Could you try again, e.g. Mesa 17.x? I don't see this bug on SKL and there have been a lot of fixes both to Talos and Mesa Vulkan support since you filed the bug.
(In reply to Eero Tamminen from comment #5)
> I don't see this bug on SKL
How many times have you tried? It's random doesn't reproduce reliably. The trimmed trace from Comment 2 is reproducing it (much) more often (I use glretrace -b -w).
And yes it's still reproducing on mesa-git and current version of the game.
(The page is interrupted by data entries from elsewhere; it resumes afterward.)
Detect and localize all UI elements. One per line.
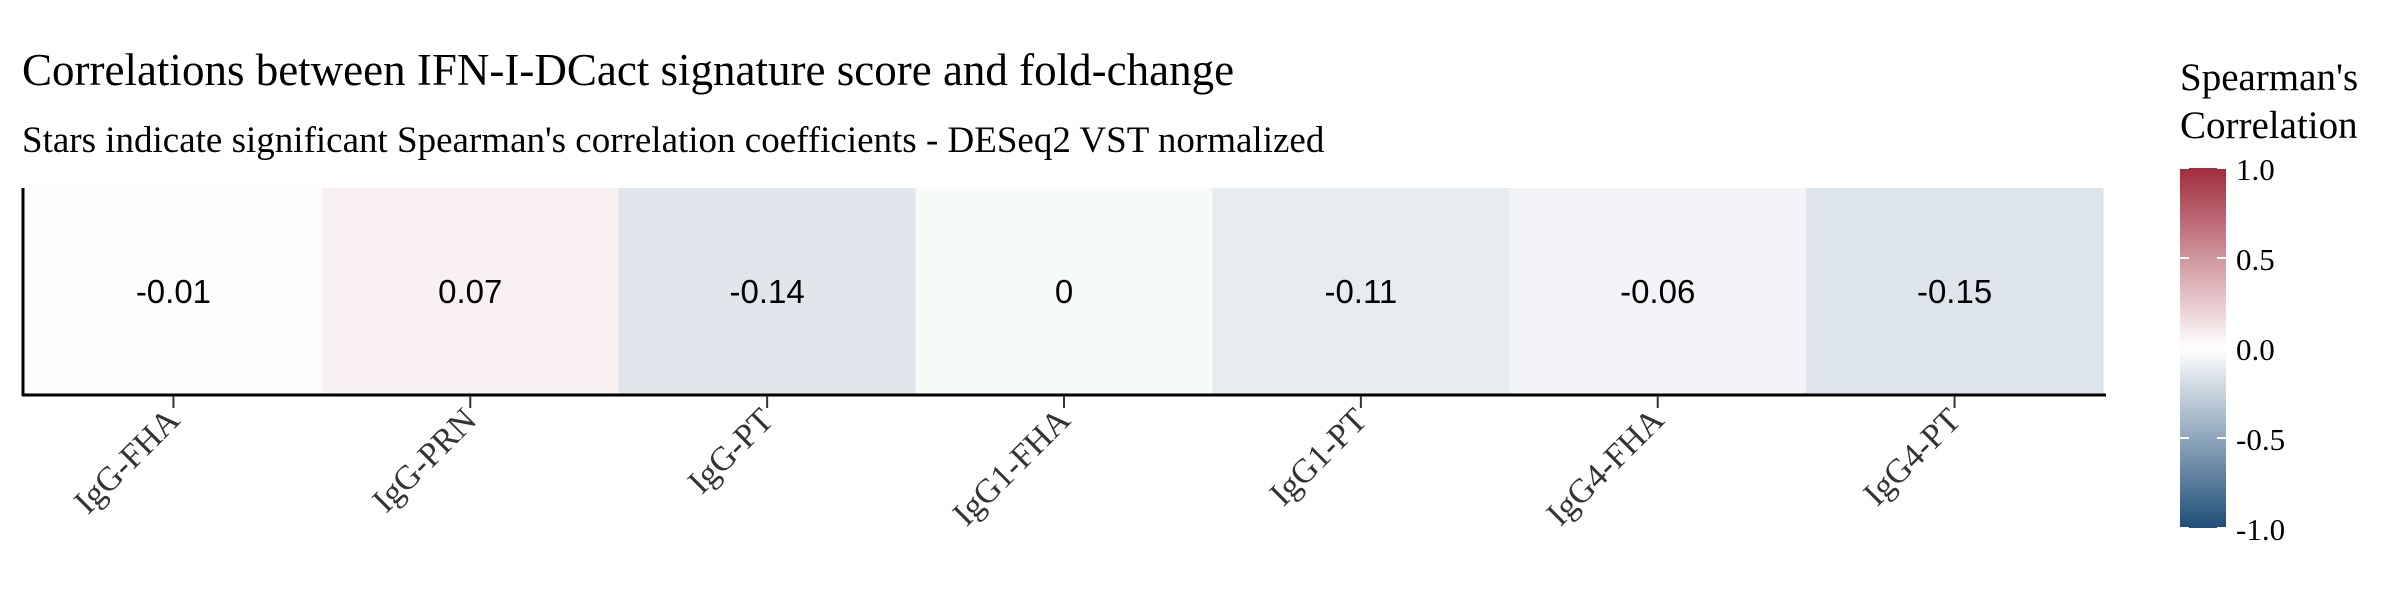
heatmap-cell: [1212, 188, 1510, 394]
chart-subtitle: Stars indicate significant Spearman's co…: [22, 120, 1325, 161]
x-tick-label: IgG-PRN: [366, 401, 484, 519]
x-axis-ticks: [172, 396, 1956, 408]
heatmap-cells: [25, 188, 2104, 394]
heatmap-cell: [915, 188, 1213, 394]
x-tick-label: IgG-PT: [681, 401, 781, 501]
legend-tick-label: 1.0: [2236, 152, 2275, 187]
x-tick-label: IgG1-PT: [1263, 401, 1375, 513]
cell-value-label: -0.11: [1324, 273, 1397, 310]
legend-title-line2: Correlation: [2180, 104, 2358, 147]
x-tick-label: IgG-FHA: [67, 401, 187, 521]
legend-tick-label: 0.0: [2236, 332, 2275, 367]
legend-ticks: 1.0 0.5 0.0 -0.5 -1.0: [2180, 152, 2285, 547]
x-tick-label: IgG4-FHA: [1540, 401, 1672, 533]
x-tick-label: IgG1-FHA: [946, 401, 1078, 533]
heatmap-cell: [1806, 188, 2104, 394]
heatmap-cell-labels: -0.01 0.07 -0.14 0 -0.11 -0.06 -0.15: [136, 273, 1992, 310]
legend-tick-label: -0.5: [2236, 422, 2285, 457]
cell-value-label: -0.15: [1917, 273, 1992, 310]
heatmap-cell: [1509, 188, 1807, 394]
heatmap-cell: [25, 188, 323, 394]
cell-value-label: -0.01: [136, 273, 211, 310]
x-tick-label: IgG4-PT: [1857, 401, 1969, 513]
cell-value-label: -0.14: [730, 273, 805, 310]
x-axis-labels: IgG-FHA IgG-PRN IgG-PT IgG1-FHA IgG1-PT IgG4-…: [67, 401, 1968, 533]
heatmap-cell: [618, 188, 917, 394]
chart-title: Correlations between IFN-I-DCact signatu…: [22, 45, 1234, 95]
cell-value-label: 0.07: [438, 273, 502, 310]
legend-title-line1: Spearman's: [2180, 56, 2358, 99]
legend-tick-label: 0.5: [2236, 242, 2275, 277]
heatmap-cell: [321, 188, 620, 394]
cell-value-label: 0: [1055, 273, 1073, 310]
legend-tick-label: -1.0: [2236, 512, 2285, 547]
cell-value-label: -0.06: [1620, 273, 1695, 310]
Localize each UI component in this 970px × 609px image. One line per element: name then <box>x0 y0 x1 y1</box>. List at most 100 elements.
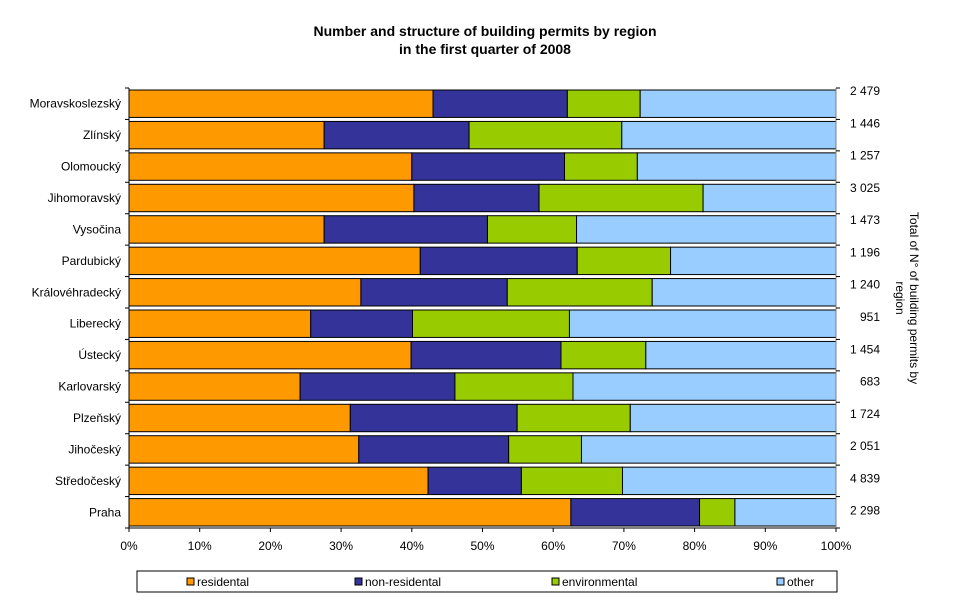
total-label: 3 025 <box>850 181 880 195</box>
bar-segment-non-residental <box>349 403 518 433</box>
legend-swatch-other <box>776 577 785 586</box>
bar-segment-non-residental <box>419 246 578 276</box>
category-label: Ústecký <box>78 347 121 362</box>
right-axis-label-line2: region <box>893 281 907 314</box>
bar-segment-other <box>568 309 837 338</box>
category-label: Plzeňský <box>73 411 121 425</box>
bar-segment-residental <box>128 403 351 433</box>
bar-segment-non-residental <box>323 215 488 244</box>
total-label: 2 479 <box>850 84 880 98</box>
bar-segment-environmental <box>560 340 647 370</box>
bar-segment-environmental <box>506 278 653 307</box>
x-tick-label: 90% <box>753 539 777 553</box>
bar-segment-residental <box>128 498 572 527</box>
bar-segment-other <box>636 152 837 181</box>
total-label: 2 298 <box>850 504 880 518</box>
x-tick-label: 70% <box>612 539 636 553</box>
bar-segment-other <box>702 183 837 213</box>
x-tick-label: 100% <box>821 539 852 553</box>
bar-segment-non-residental <box>358 435 510 464</box>
bar-segment-other <box>651 278 837 307</box>
bar-segment-environmental <box>576 246 672 276</box>
bar-segment-other <box>621 120 837 150</box>
bar-segment-environmental <box>516 403 631 433</box>
category-label: Zlínský <box>83 128 121 142</box>
bar-segment-environmental <box>486 215 578 244</box>
bar-segment-non-residental <box>427 466 522 496</box>
bar-segment-environmental <box>468 120 623 150</box>
bar-segment-non-residental <box>410 340 562 370</box>
category-label: Jihomoravský <box>48 191 121 205</box>
total-label: 2 051 <box>850 439 880 453</box>
bar-segment-non-residental <box>299 372 456 401</box>
legend-label: other <box>787 575 814 589</box>
bar-segment-residental <box>128 215 325 244</box>
bar-segment-other <box>645 340 837 370</box>
bar-segment-environmental <box>566 89 641 118</box>
bar-segment-environmental <box>412 309 570 338</box>
bar-segment-residental <box>128 120 325 150</box>
total-label: 951 <box>860 310 880 324</box>
bar-segment-other <box>734 498 837 527</box>
category-label: Královéhradecký <box>32 285 121 299</box>
bar-segment-environmental <box>564 152 638 181</box>
total-label: 4 839 <box>850 471 880 485</box>
legend-label: residental <box>197 575 249 589</box>
total-label: 683 <box>860 375 880 389</box>
total-label: 1 196 <box>850 245 880 259</box>
x-tick-label: 40% <box>400 539 424 553</box>
bar-segment-environmental <box>508 435 582 464</box>
bar-segment-non-residental <box>432 89 568 118</box>
bar-segment-non-residental <box>323 120 470 150</box>
category-label: Praha <box>89 505 121 519</box>
legend-swatch-residental <box>186 577 195 586</box>
bar-segment-environmental <box>520 466 623 496</box>
bar-segment-residental <box>128 152 413 181</box>
category-label: Jihočeský <box>68 442 121 456</box>
category-label: Karlovarský <box>58 380 121 394</box>
bar-segment-residental <box>128 435 360 464</box>
bar-segment-other <box>621 466 837 496</box>
bar-segment-residental <box>128 278 362 307</box>
legend-label: non-residental <box>365 575 441 589</box>
legend-swatch-non-residental <box>354 577 363 586</box>
category-label: Vysočina <box>73 222 122 236</box>
bar-segment-residental <box>128 183 415 213</box>
legend-box <box>136 570 838 593</box>
bar-segment-other <box>629 403 837 433</box>
bar-segment-other <box>639 89 837 118</box>
total-label: 1 446 <box>850 116 880 130</box>
chart-title-line1: Number and structure of building permits… <box>313 23 656 39</box>
bar-segment-non-residental <box>411 152 566 181</box>
right-axis-label-line1: Total of N° of building permits by <box>907 212 921 384</box>
bar-segment-residental <box>128 89 434 118</box>
bar-segment-non-residental <box>413 183 540 213</box>
category-label: Moravskoslezský <box>30 97 121 111</box>
bar-segment-environmental <box>454 372 574 401</box>
bar-segment-residental <box>128 246 421 276</box>
bar-segment-other <box>576 215 837 244</box>
bar-segment-residental <box>128 466 429 496</box>
chart-title-line2: in the first quarter of 2008 <box>399 41 571 57</box>
x-tick-label: 0% <box>120 539 138 553</box>
bar-segment-non-residental <box>310 309 414 338</box>
bar-segment-other <box>572 372 837 401</box>
bar-segment-residental <box>128 309 312 338</box>
x-tick-label: 20% <box>258 539 282 553</box>
legend-swatch-environmental <box>551 577 560 586</box>
legend-label: environmental <box>562 575 637 589</box>
bar-segment-other <box>580 435 837 464</box>
total-label: 1 257 <box>850 149 880 163</box>
total-label: 1 454 <box>850 342 880 356</box>
total-label: 1 240 <box>850 278 880 292</box>
total-label: 1 724 <box>850 407 880 421</box>
x-tick-label: 80% <box>683 539 707 553</box>
bar-segment-non-residental <box>360 278 508 307</box>
category-label: Liberecký <box>70 317 121 331</box>
category-label: Pardubický <box>62 254 121 268</box>
bar-segment-environmental <box>699 498 736 527</box>
x-tick-label: 50% <box>470 539 494 553</box>
total-label: 1 473 <box>850 213 880 227</box>
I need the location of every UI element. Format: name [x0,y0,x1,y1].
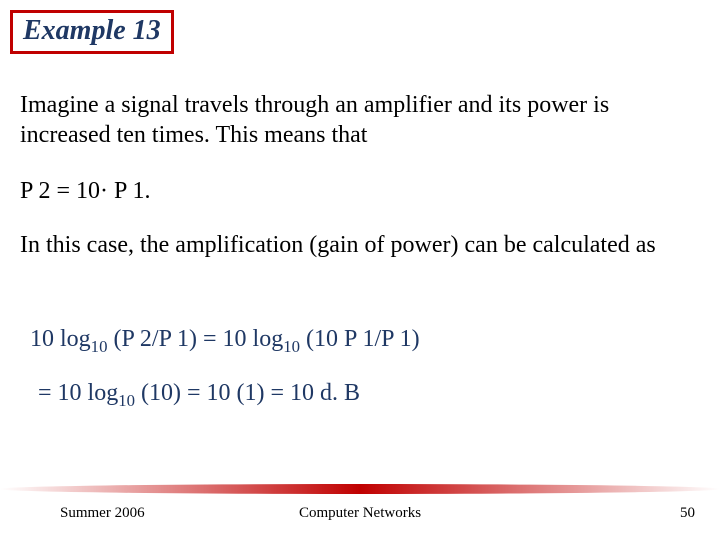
paragraph-3: In this case, the amplification (gain of… [20,230,700,260]
eq1-part-a: 10 log [30,326,91,352]
footer-right: 50 [680,505,695,522]
title-box: Example 13 [10,10,174,54]
footer-left: Summer 2006 [60,505,145,522]
footer-center: Computer Networks [299,505,421,522]
eq1-sub2: 10 [283,337,300,356]
eq2-part-a: = 10 log [38,380,118,406]
paragraph-1: Imagine a signal travels through an ampl… [20,90,700,150]
footer-gradient-bar [0,484,720,494]
equation-2: = 10 log10 (10) = 10 (1) = 10 d. B [38,378,700,412]
slide-title: Example 13 [23,15,161,46]
eq1-sub1: 10 [91,337,108,356]
eq2-sub1: 10 [118,391,135,410]
paragraph-2: P 2 = 10· P 1. [20,176,700,206]
eq1-part-b: (P 2/P 1) = 10 log [107,326,283,352]
eq2-part-b: (10) = 10 (1) = 10 d. B [135,380,360,406]
equation-1: 10 log10 (P 2/P 1) = 10 log10 (10 P 1/P … [30,324,700,358]
eq1-part-c: (10 P 1/P 1) [300,326,420,352]
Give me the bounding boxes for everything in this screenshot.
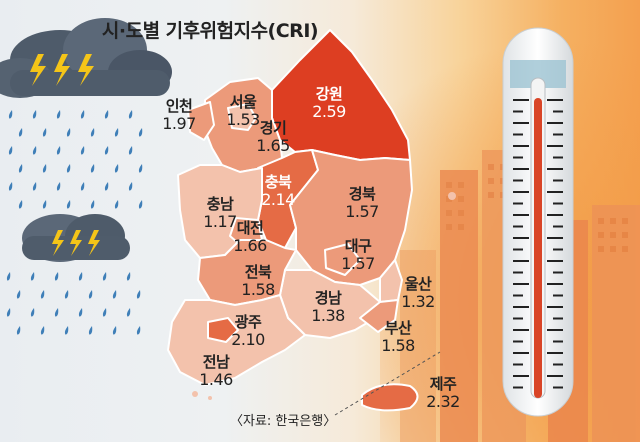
region-광주	[207, 317, 239, 343]
region-전남	[167, 294, 306, 386]
source-credit: 〈자료: 한국은행〉	[230, 414, 337, 429]
region-경북	[289, 149, 413, 286]
lightning-icons	[30, 54, 94, 86]
region-서울	[227, 103, 257, 131]
storm-cloud-top	[0, 18, 172, 98]
region-label-busan: 부산 1.58	[381, 319, 415, 355]
region-label-daejeon: 대전 1.66	[233, 219, 267, 255]
region-label-gangwon: 강원 2.59	[312, 85, 346, 121]
region-label-seoul: 서울 1.53	[226, 93, 260, 129]
region-label-gwangju: 광주 2.10	[231, 313, 265, 349]
region-울산	[379, 259, 403, 303]
region-label-chungbuk: 충북 2.14	[261, 173, 295, 209]
region-부산	[359, 299, 399, 333]
jeju-leader-line	[334, 351, 441, 416]
rain-drops	[6, 110, 143, 335]
region-label-daegu: 대구 1.57	[341, 237, 375, 273]
thermometer-icon	[502, 27, 574, 417]
region-label-incheon: 인천 1.97	[162, 97, 196, 133]
lightning-icons-small	[52, 230, 100, 256]
region-label-chungnam: 충남 1.17	[203, 195, 237, 231]
region-label-gyeongbuk: 경북 1.57	[345, 185, 379, 221]
region-label-jeonnam: 전남 1.46	[199, 353, 233, 389]
region-대구	[324, 243, 361, 276]
korea-map	[167, 29, 456, 412]
region-label-gyeongnam: 경남 1.38	[311, 289, 345, 325]
region-제주	[361, 383, 419, 412]
region-label-ulsan: 울산 1.32	[401, 275, 435, 311]
region-label-jeonbuk: 전북 1.58	[241, 263, 275, 299]
region-label-jeju: 제주 2.32	[426, 375, 460, 411]
storm-cloud-bottom	[22, 214, 130, 262]
region-label-gyeonggi: 경기 1.65	[256, 119, 290, 155]
region-인천	[187, 101, 215, 141]
map-title: 시·도별 기후위험지수(CRI)	[101, 20, 319, 42]
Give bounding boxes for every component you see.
Curiously anv doesn't have this issue, but it suffers from general random object flicker and poor performance (around half of OpenGL).
I can reproduce using the trace on SKL/Mesa-17.0.2. It looks exactly like the screenshot.
(In reply to Matt Turner from comment #7)
> I can reproduce using the trace on SKL/Mesa-17.0.2. It looks exactly like
> the screenshot.
Matt, does the issue still happen or is it already fixed?
Still there for me on today's git.
Reproduced on KBL with provided apitraces:
System: Kernel: 4.13.0-37-generic x86_64 (64 bit gcc: 5.4.0)
Desktop: Unity 7.4.0 (Gtk 3.18.9-1ubuntu3.3) Distro: Ubuntu 16.04 xenial
CPU: Dual core Intel Core i7-7500U (-HT-MCP-) cache: 4096 KB
flags: (lm nx sse sse2 sse3 sse4_1 sse4_2 ssse3 vmx) bmips: 11616
clock speeds: max: 3500 MHz 1: 2900 MHz 2: 2900 MHz 3: 2900 MHz 4: 2900 MHz
Graphics: Card-1: Intel Device 5916 bus-ID: 00:02.0
GLX Renderer: Mesa DRI Intel HD Graphics 620 (Kaby Lake GT2)
GLX Version: 3.0 GLX Version: 3.0 Mesa 18.1.0-devel (git-c88e7fe29e) Direct Rendering: Yes
Created attachment 139842 [details] [review]
Workaround for trace Talos_flicker3_trim2.trace.xz
Investigation was done with trace https://drive.google.com/file/d/0Bz8fw_SGGDzsbk81T0hKMFo1V2s/view?usp=sharing
1. Only for that trace (helps not for all cases, so sometimes still problem will happen): 96624_wa.diff
2. To use LIBGL_ALWAYS_SOFTWARE=true (swrast)
1. Used simplified shaders for program 1496 (vertex shader 1286, fragment shader 1296):
- Left computation of vVexPosAbs
- Assign vMaskLightUV.xy by vLightUV.xy
- Avoid any more computations
- Use vMaskLightUV.xy to compute vOutColor.rgb
- Avoid any more computations
2. Used array buffers:
2.1. 254490 @0 glBindBuffer(target = GL_ELEMENT_ARRAY_BUFFER, buffer = 1139)
2.2. 254517 @0 glBindBuffer(target = GL_ARRAY_BUFFER, buffer = 1140)
2. Final observation:
2.1. For vertex shader data in array vLightUV are invalid.
2.2. Reading of data by DRM_IOCTL_I915_GEM_PREA (for buffers 1139 and 1140) on differnet stages shows that data in arrays are not changed.
3. Temporal conclusion:
3.1. Or some invalid offsets/addresses computed
3.2. Or before glDraw*-calls missed some flushing/caching/command
4.1. Is it possible to debug by which address vertex shader reads vLightUV?
4.2. Any more ideas?
Bisected a363bb2cd0e2a141f2c60be005009703bffcbe4e (i965: Allocate VMA in userspace for full-PPGTT systems.)
That significantly improves behaviour but still fails once per about 10 times.